L'Arabie saoudite a autorisé les femmes à conduire, brisant un tabou dans ce royaume ultraconservateur régi par une vision rigoriste de l'islam, qui continue d'imposer d'autres restrictions.
La communauté internationale a salué la décision historique du royaume saoudien qui était jusqu'ici le seul pays au monde à interdire le volant aux femmes.
Le secrétaire général de l'ONU Antonio Guterres et le président américain Donald Trump y ont vu une avancée pour les femmes dans ce grand Etat arabe souvent critiqué pour son déficit en matière des droits de l'Homme.
"Les bonnes nouvelles en provenance d'Arabie saoudite se succèdent", a noté le ministre d'Etat aux Affaires étrangères des Emirats arabes unis, Anwar Gargash.

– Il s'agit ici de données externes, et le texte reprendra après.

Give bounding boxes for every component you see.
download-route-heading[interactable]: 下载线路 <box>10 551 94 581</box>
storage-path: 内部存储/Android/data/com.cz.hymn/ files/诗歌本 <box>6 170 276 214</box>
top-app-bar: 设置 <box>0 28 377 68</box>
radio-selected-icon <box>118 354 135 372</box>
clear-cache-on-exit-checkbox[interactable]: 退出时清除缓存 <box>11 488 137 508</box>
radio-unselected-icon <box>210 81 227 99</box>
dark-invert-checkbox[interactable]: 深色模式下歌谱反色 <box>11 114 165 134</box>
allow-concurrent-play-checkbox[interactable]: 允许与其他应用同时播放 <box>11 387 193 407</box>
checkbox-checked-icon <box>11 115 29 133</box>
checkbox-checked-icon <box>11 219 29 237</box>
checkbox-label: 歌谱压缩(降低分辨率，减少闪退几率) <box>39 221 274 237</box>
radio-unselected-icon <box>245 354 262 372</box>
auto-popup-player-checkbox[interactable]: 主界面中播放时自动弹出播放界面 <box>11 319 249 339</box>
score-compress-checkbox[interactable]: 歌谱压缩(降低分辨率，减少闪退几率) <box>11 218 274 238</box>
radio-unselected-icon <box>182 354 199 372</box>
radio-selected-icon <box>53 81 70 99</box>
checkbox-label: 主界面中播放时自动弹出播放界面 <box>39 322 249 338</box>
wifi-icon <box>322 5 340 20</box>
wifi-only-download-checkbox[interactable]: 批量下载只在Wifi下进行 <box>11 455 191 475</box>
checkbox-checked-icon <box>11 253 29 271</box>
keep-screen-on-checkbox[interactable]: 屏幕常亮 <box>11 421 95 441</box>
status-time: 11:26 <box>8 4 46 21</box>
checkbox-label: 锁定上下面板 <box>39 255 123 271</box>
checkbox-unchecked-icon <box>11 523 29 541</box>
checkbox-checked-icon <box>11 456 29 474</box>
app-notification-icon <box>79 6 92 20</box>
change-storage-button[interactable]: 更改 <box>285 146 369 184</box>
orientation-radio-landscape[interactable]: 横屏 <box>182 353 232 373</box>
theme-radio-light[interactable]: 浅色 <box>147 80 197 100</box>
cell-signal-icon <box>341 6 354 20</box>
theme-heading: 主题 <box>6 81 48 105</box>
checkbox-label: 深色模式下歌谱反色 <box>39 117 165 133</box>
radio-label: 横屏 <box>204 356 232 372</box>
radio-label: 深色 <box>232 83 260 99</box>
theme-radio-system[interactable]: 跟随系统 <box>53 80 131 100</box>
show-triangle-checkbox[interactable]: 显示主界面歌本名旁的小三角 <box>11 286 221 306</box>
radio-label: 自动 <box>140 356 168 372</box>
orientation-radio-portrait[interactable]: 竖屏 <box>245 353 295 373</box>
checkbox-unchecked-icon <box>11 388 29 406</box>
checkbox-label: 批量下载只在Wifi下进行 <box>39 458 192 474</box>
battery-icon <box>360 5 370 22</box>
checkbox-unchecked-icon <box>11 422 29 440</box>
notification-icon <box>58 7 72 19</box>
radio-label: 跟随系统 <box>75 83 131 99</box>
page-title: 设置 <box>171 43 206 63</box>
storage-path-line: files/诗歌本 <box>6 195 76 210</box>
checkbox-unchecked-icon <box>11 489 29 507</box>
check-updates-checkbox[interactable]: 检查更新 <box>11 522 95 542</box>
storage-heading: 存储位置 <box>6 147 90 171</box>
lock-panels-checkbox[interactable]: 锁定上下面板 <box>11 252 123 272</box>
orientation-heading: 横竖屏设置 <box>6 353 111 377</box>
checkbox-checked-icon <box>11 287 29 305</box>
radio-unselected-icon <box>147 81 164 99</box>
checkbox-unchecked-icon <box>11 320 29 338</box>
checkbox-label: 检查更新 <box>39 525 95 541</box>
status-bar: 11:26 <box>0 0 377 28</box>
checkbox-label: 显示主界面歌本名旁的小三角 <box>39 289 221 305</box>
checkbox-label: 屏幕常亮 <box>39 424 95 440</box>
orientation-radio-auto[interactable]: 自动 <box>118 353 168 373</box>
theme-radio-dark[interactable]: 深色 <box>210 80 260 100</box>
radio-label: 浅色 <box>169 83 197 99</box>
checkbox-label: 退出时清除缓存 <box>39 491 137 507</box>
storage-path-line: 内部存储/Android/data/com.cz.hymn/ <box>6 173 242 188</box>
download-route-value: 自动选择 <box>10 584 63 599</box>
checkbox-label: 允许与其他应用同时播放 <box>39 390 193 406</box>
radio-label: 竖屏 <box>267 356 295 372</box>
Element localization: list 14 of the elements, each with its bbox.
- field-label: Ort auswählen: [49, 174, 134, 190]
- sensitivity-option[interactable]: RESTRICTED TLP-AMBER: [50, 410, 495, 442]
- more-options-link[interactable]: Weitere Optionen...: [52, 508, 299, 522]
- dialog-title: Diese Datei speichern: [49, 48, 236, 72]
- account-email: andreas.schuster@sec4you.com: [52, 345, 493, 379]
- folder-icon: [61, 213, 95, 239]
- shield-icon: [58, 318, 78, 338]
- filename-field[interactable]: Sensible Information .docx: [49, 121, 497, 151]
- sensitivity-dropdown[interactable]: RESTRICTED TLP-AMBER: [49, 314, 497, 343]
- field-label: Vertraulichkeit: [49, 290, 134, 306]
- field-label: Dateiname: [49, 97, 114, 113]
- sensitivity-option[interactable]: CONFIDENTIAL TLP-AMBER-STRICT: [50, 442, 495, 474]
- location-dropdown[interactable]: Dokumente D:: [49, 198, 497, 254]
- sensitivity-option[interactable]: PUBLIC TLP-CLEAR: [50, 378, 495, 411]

Mardi soir, le roi Salmane a ordonné la délivrance de permis de conduire "indifféremment aux hommes et aux femmes", selon un décret qui a résonné comme un séisme dans le royaume.
Cette mesure, réclamée depuis 1990 par des militantes dont certaines ont été arrêtées pour avoir défié l'interdiction, doit entrer en vigueur à partir de juin 2018.
En attendant, les agences concernées devront procéder "à tous les changements nécessaires dans les réglementations en vigueur" et développer les infrastructures pour accueillir "des millions" de candidates au permis de conduire, a expliqué l'ambassade saoudienne à Washington.
"Je suis sous le choc, je ressens une très grande joie", a lancé Haya Rakyane, employée de banque de 30 ans installée à Ryad. "Je ne m'attendais pas à une telle décision avant 10 ou 20 ans", a-t-elle déclaré à l'AFP.
- Autres restrictions -
"C'est un jour très heureux ! Je n'y crois pas encore, je n'y croirai pas avant de le voir de mes propres yeux", a affirmé Chatha Dousri, employée de la compagnie pétrolière Aramco à Dahran (est) qui dit avoir conduit à l'intérieur du complexe résidentiel fermé où elle habite mais jamais sur la voie publique.
De nombreuses femmes de l'élite saoudienne, qui pouvaient conduire à Londres ou à Dubaï mais pas à Ryad, avaient tenté de braver cette interdiction en Arabie saoudite mais avaient été systématiquement arrêtées.
"C'est la concrétisation du courage de militantes qui ont fait campagne pendant des années", a dit Amnesty International.
Les femmes font encore l'objet de sévères restrictions en Arabie où elles sont notamment soumises à la tutelle d'un homme de leur famille --généralement le père, le mari ou le frère-- pour faire des études ou voyager.
Dans le cadre d'un plan de réformes économiques et sociales à l'horizon 2030 pour limiter sa dépendance au pétrole, Ryad semble assouplir certaines mesures imposées aux femmes.
- Possibles résistances -
Samedi, les Saoudiennes ont été autorisées, alors que la mixité est interdite dans l'espace public, à célébrer la fête nationale dans un stade, une première dans le pays.
Ryad tente prudemment de promouvoir des formes de divertissement malgré l'opposition des ultraconservateurs dans un royaume où la moitié de la population a moins de 25 ans.
L'un des représentants de cette frange, Saad al-Hijri, a été suspendu de prêche récemment pour avoir affirmé que les femmes ne pouvaient être autorisées à conduire car elles n'ont que "le quart" du cerveau d'un homme.
Le ministère saoudien de l'Intérieur a insisté dans une série de tweets sur le fait que la "majorité des oulémas" n'était pas contre cette décision.
Mais il a en même temps averti que les autorités "n'hésiteront pas à prendre toute mesure pour préserver la sécurité et la stabilité" du pays.
- Coût économique -
En novembre dernier, le prince et milliardaire saoudien Al-Walid ben Talal, connu pour son franc-parler, avait lancé un vibrant appel pour que les femmes obtiennent le droit de conduire.
Il avait déploré le "coût économique" découlant du fait que les femmes en Arabie saoudite dépendent, pour se déplacer, de chauffeurs privés "étrangers" ou de taxis. Et si un mari trouve le temps de conduire son épouse, cela suppose qu'il s'absente de son travail, réduisant sa productivité, avait-il regretté.
Les tentatives d'alléger les restrictions visent aussi à masquer des critiques sur une récente campagne de répression, estiment des analystes.
Les autorités ont arrêté ce mois-ci une vingtaine de personnalités, dont des prédicateurs influents et des intellectuels réformateurs.
Des analystes affirment que nombre de ces dissidents critiquaient la politique étrangère musclée du jeune prince héritier Mohammed ben Salmane (32 ans), comme le boycott du Qatar, ainsi que certaines réformes comme la privatisation d'entreprises publiques et la réduction des subventions de l'Etat.